Fernsehen – TV-Ausblick: Doku über Tina Turner – „Als ob man vom Zug überrollt wird“

Mehr als 50 Jahre lang stand Tina Turner auf der Bühne. Wegbegleiter erklären das Phänomen der schwarzen Rock-Göttin. Es ist auch die Geschichte eines Comebacks, mit dem kaum einer gerechnet hat.

„Auf der Bühne ist sie hochexplosiv. Allein ihre Stimme! Als ob man von einem Zug überrollt wird.“ Aus den Worten des Musikfernsehen-Moderators Steve Blame klingt tiefe Ehrfurcht, wenn er den Erfolg von Tina Turner (1939-2023) beschreibt.

Background-Sängerin Lisa Fischer formuliert es so: „Diese schroffe, weibliche Art. Oft denken die Leute ja, feminin bedeute, weich und süß zu sein. Kann es auch sein. Aber es ist so viel mehr. Es war so erfrischend. Diese Entschlossenheit, dieses Kraftvolle zu hören.“ 

Schatten der Vergangenheit

Für ihr Porträt der Rocklegende hat Regisseurin Schyda Vasseghi viele Menschen aus dem Umfeld der Künstlerin befragt – Musiker, Kritiker und Videojockeys. Die Doku „Tina Turner – My Songs. My Life“ läuft am morgigen Sonntag (28. Juli) um 22.05 Uhr auf Arte und ist auch online in der Mediathek bis Oktober verfügbar.

Der Film setzt rund um das Jahr 1980 mit dem Comeback der Sängerin ein. Sie war in den 60er Jahren an der Seite ihres Mannes Ike Turner bekanntgeworden. Eine Beziehung, die in Ehekrisen, häuslicher Gewalt und Scheidung geendet hatte. Acht Jahre brauchte Tina Turner, um mit ihren Auftritten in New York aus dem langen Schatten ihres Mannes herauszutreten.

„Wo ist Ike?“

Die Stadt wartete nicht unbedingt auf sie. „Es war eine große Herausforderung“, so Autorin Maureen Mahon. „Man sagte: Wer will schon Tina Turner hören? Wo ist Ike? Doch als sie im Ritz Club auftrat, zeigte sie, was für eine phänomenale Künstlerin in ihr steckt.

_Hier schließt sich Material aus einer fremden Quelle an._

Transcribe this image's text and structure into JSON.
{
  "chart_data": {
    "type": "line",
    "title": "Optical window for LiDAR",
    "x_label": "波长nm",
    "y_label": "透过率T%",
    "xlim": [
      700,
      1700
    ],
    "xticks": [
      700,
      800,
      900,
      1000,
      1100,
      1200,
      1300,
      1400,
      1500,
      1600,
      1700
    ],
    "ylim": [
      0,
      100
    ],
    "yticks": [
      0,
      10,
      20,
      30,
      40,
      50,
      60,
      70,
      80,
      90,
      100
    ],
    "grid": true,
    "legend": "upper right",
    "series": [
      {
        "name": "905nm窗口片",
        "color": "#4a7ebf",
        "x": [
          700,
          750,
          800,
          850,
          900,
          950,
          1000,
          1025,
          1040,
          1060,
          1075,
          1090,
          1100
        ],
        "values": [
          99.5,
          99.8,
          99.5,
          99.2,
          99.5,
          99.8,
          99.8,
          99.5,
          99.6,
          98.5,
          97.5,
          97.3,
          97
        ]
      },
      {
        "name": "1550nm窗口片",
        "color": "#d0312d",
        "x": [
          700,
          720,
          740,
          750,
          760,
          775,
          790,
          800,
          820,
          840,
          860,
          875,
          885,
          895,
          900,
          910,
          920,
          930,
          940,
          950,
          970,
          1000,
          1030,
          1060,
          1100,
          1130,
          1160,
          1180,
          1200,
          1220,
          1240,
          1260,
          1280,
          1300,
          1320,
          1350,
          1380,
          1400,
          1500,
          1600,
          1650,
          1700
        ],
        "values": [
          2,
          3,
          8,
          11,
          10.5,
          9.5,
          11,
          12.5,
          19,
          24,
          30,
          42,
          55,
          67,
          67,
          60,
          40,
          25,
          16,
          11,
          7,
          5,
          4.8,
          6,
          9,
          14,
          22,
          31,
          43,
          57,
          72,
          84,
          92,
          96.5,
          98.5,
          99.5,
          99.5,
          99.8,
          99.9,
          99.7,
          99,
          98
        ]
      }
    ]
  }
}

Man konnte sehen, wie magisch sie auf der Bühne war. Und nun begannen alle zu überlegen, man könnte sie doch unter Vertrag nehmen.“ 1984 erscheint „What’s Love Got to Do With It“ – ein Welterfolg mit feministischer Attitüde.

Wie in einem modernen Märchen

„Es ist wie in einem modernen Märchen“, sagt Branchenkenner Blame. „Eine Frau, die eigentlich alles verloren hat, bekommt die eine Chance, landet einen Riesenhit und erlebt dann den neuen Durchbruch.“ Autorin Mahon betont auch den symbolischen Wert: „Endlich hat sie unter ihrem eigenen Namen diesen Nummer-eins-Hit. Ein Riesenerfolg.“

Tina Turner ist eine Ausnahmekünstlerin gewesen, die im Verlauf von fünf Jahrzehnten Karriere einer neuen Generation schwarzer Künstlerinnen den Weg geebnet hat – nicht nur in Sachen Selbstermächtigung, sondern auch in Bezug auf Style, Look und Performance. Kaum ein Weltstar hat eine so tiefgreifende Spur in den Herzen der Menschen und in der Musikgeschichte hinterlassen.

Beyoncé trauert

Das machen auch die Reaktionen aus der Musikbranche zu ihrem Tod im Mai 2023 deutlich: „Meine geliebte Königin. Ich liebe Dich unendlich. Ich bin so dankbar für Deine Inspiration. Du bist Stärke und Unverwüstlichkeit. Du bist der Inbegriff von Kraft und Leidenschaft“, postete Beyoncé. Und Alicia Keys schrieb: „Die Lieder, die Du gesungen hast, haben uns Mut gemacht, aus uns herauszutreten und ganz wir selbst zu sein.“

Die Dokumentation von Schyda Vasseghi spürt dem gewaltigen Einfluss der Ausnahmekünstlerin nach, der bis heute nachwirkt: Kim Holmes vom Alvin Ailey American Dance Theater in New York zum Beispiel lässt gemeinsam mit ihren Schülerinnen und Schülern Tina Turners Choreographien zeitgemäß wiederauferstehen.